Удивление Паганеля превратилось в остолбенение. Майор и Гленарван украдкой переглядывались.
– А знаете, мой ученый друг, – начал, слегка улыбаясь, майор, – не произошло ли здесь чего-нибудь в результате той феноменальной вашей рассеянности, на которую, мне кажется, у вас имеется монополия?
– Как? Что? – насторожился географ.
– Дело в том, что патагонец несомненно говорит по-испански.
– Он?
– Да, он! Уж не изучили ли вы случайно другой язык, приняв его…
Мак-Наббс не успел договорить. Громогласное «О!», сопровождаемое пожатием плеч, прервало его.
– Вы немножко слишком далеко заходите, майор, – сказал Паганель довольно сухо.
– Но чем же объяснить, что вы его не понимаете? – ответил Мак-Наббс.
– Не понимаю я потому, что этот туземец говорит на плохом испанском языке! – ответил, начиная раздражаться, географ.
– Так вы считаете, что он говорит на плохом наречии, только потому, что вы его не понимаете? – спокойно спросил майор.
– Послушайте, Мак-Наббс, – вмешался Гленарван, – ваше предположение невероятно. Как ни рассеян наш друг Паганель, все же нельзя допустить, чтобы его рассеянность дошла до того, что он мог изучить один язык вместо другого.

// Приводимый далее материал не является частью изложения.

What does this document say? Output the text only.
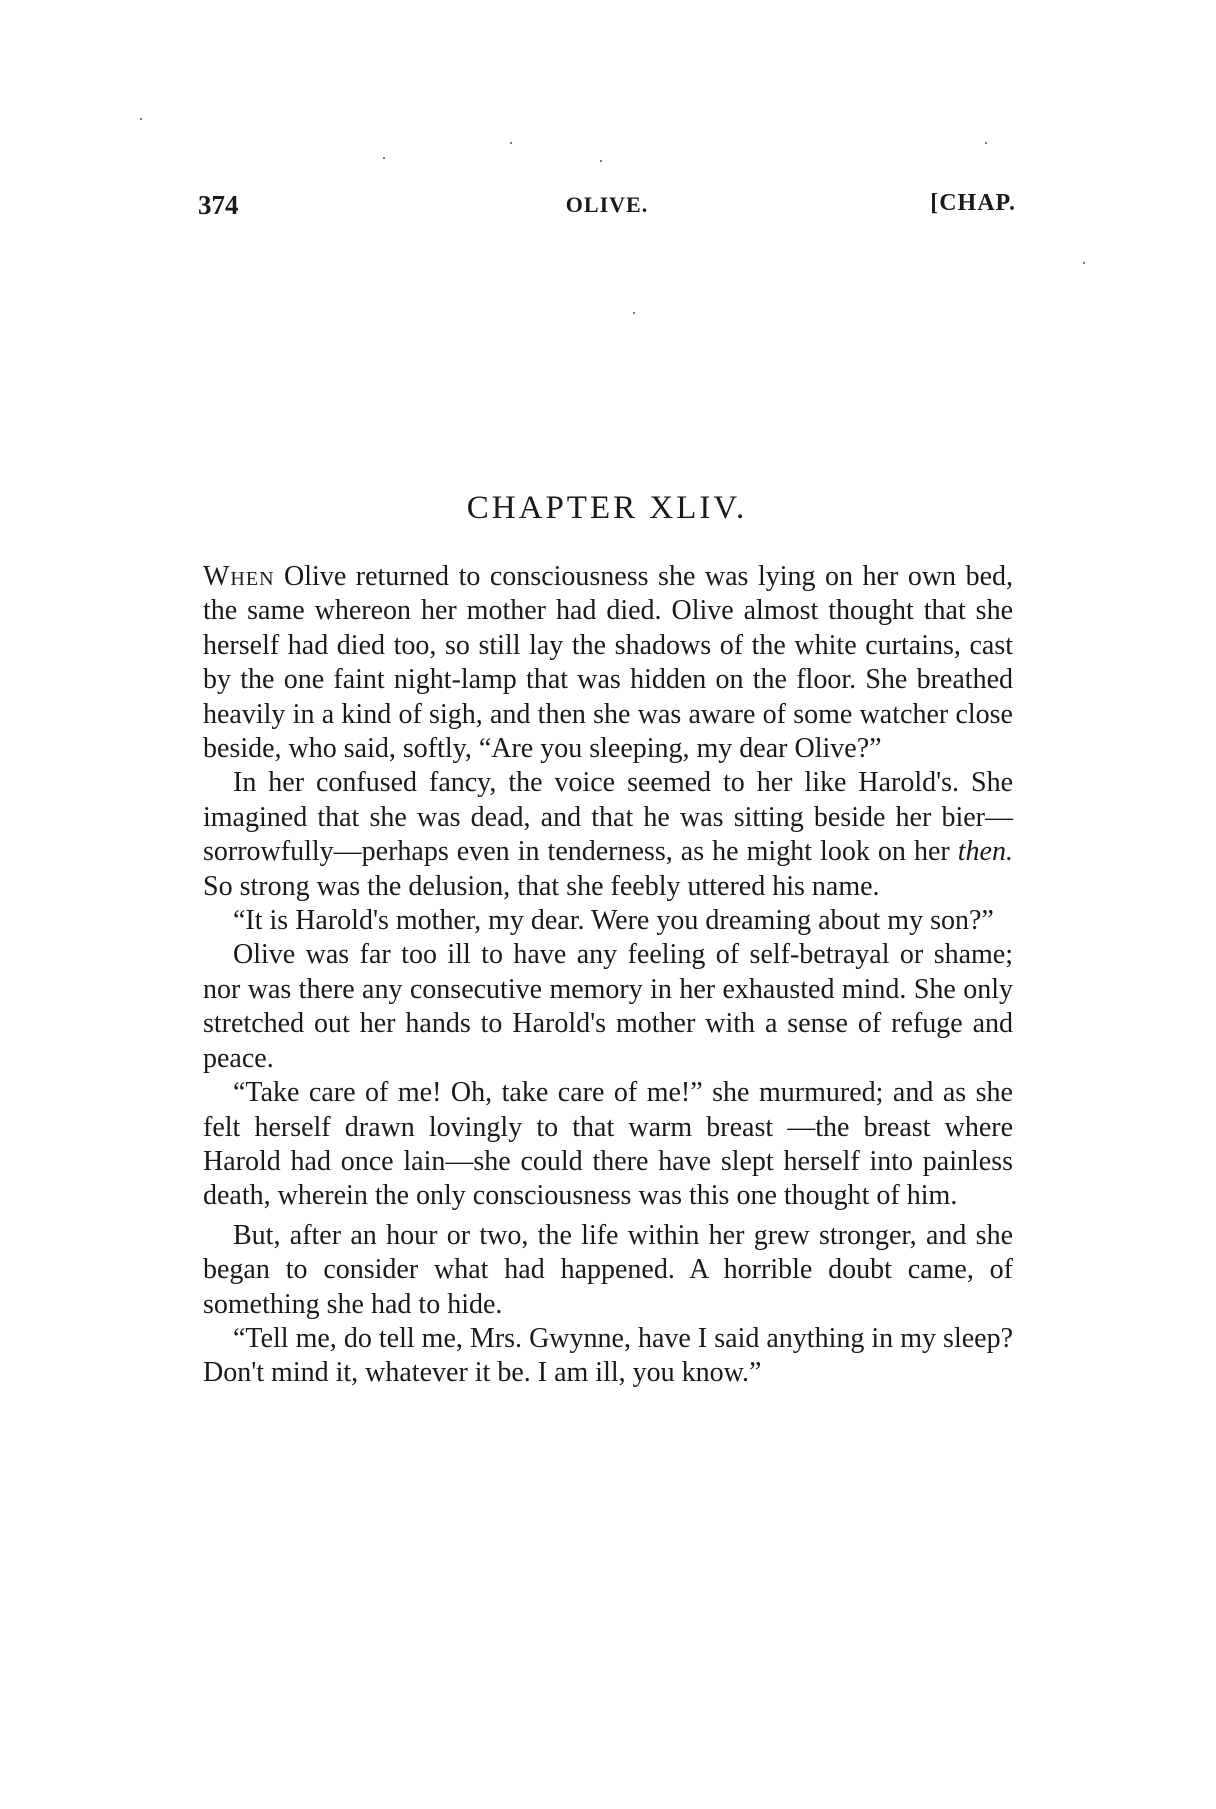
374	OLIVE.	[CHAP.
CHAPTER XLIV.

When Olive returned to consciousness she was lying on her own bed, the same whereon her mother had died. Olive almost thought that she herself had died too, so still lay the shadows of the white curtains, cast by the one faint night-lamp that was hidden on the floor. She breathed heavily in a kind of sigh, and then she was aware of some watcher close beside, who said, softly, “Are you sleeping, my dear Olive?”

In her confused fancy, the voice seemed to her like Harold's. She imagined that she was dead, and that he was sitting beside her bier—sorrowfully—perhaps even in tenderness, as he might look on her then. So strong was the delusion, that she feebly uttered his name.

“It is Harold's mother, my dear. Were you dreaming about my son?”

Olive was far too ill to have any feeling of self-betrayal or shame; nor was there any consecutive memory in her exhausted mind. She only stretched out her hands to Harold's mother with a sense of refuge and peace.

“Take care of me! Oh, take care of me!” she murmured; and as she felt herself drawn lovingly to that warm breast —the breast where Harold had once lain—she could there have slept herself into painless death, wherein the only consciousness was this one thought of him.

But, after an hour or two, the life within her grew stronger, and she began to consider what had happened. A horrible doubt came, of something she had to hide.

“Tell me, do tell me, Mrs. Gwynne, have I said anything in my sleep? Don't mind it, whatever it be. I am ill, you know.”
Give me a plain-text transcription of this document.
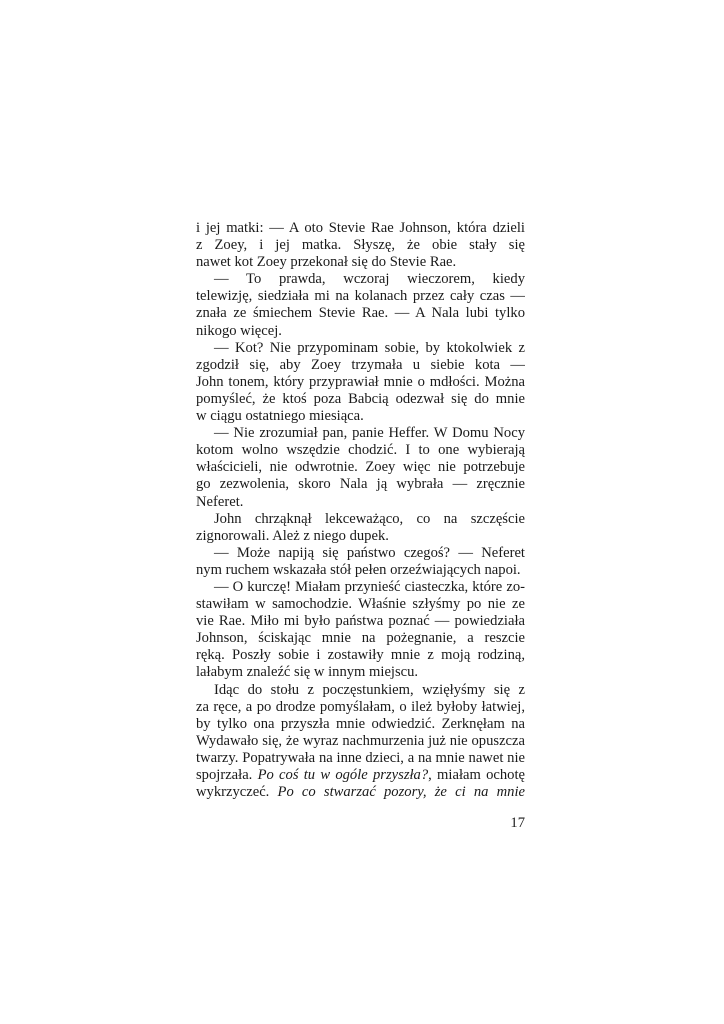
i jej matki: — A oto Stevie Rae Johnson, która dzieli
z Zoey, i jej matka. Słyszę, że obie stały się
nawet kot Zoey przekonał się do Stevie Rae.
— To prawda, wczoraj wieczorem, kiedy
telewizję, siedziała mi na kolanach przez cały czas —
znała ze śmiechem Stevie Rae. — A Nala lubi tylko
nikogo więcej.
— Kot? Nie przypominam sobie, by ktokolwiek z
zgodził się, aby Zoey trzymała u siebie kota —
John tonem, który przyprawiał mnie o mdłości. Można
pomyśleć, że ktoś poza Babcią odezwał się do mnie
w ciągu ostatniego miesiąca.
— Nie zrozumiał pan, panie Heffer. W Domu Nocy
kotom wolno wszędzie chodzić. I to one wybierają
właścicieli, nie odwrotnie. Zoey więc nie potrzebuje
go zezwolenia, skoro Nala ją wybrała — zręcznie
Neferet.
John chrząknął lekceważąco, co na szczęście
zignorowali. Ależ z niego dupek.
— Może napiją się państwo czegoś? — Neferet
nym ruchem wskazała stół pełen orzeźwiających napoi.
— O kurczę! Miałam przynieść ciasteczka, które zo-
stawiłam w samochodzie. Właśnie szłyśmy po nie ze
vie Rae. Miło mi było państwa poznać — powiedziała
Johnson, ściskając mnie na pożegnanie, a reszcie
ręką. Poszły sobie i zostawiły mnie z moją rodziną,
lałabym znaleźć się w innym miejscu.
Idąc do stołu z poczęstunkiem, wzięłyśmy się z
za ręce, a po drodze pomyślałam, o ileż byłoby łatwiej,
by tylko ona przyszła mnie odwiedzić. Zerknęłam na
Wydawało się, że wyraz nachmurzenia już nie opuszcza
twarzy. Popatrywała na inne dzieci, a na mnie nawet nie
spojrzała. Po coś tu w ogóle przyszła?, miałam ochotę
wykrzyczeć. Po co stwarzać pozory, że ci na mnie
17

– Тогда, дорогой Эдуард, или лучше вы, почтенный Паганель, объясните мне: что здесь происходит?
– Мне нечего объяснять: я констатирую, – ответил географ. – Вот книга, которой я ежедневно пользуюсь для преодоления трудностей испанского языка. Посмотрите на нее, майор, и вы увидите, что я не ввожу вас в заблуждение!
С этими словами Паганель начал рыться в своих многочисленных карманах и через несколько минут поисков вытащил весьма потрепанный томик, который и подал с уверенным видом майору. Тот взял книжку и посмотрел на нее.
– Что это за литературное произведение? – спросил он.
– Это «Луизиада», – ответил Паганель, – великолепная героическая поэма, которая…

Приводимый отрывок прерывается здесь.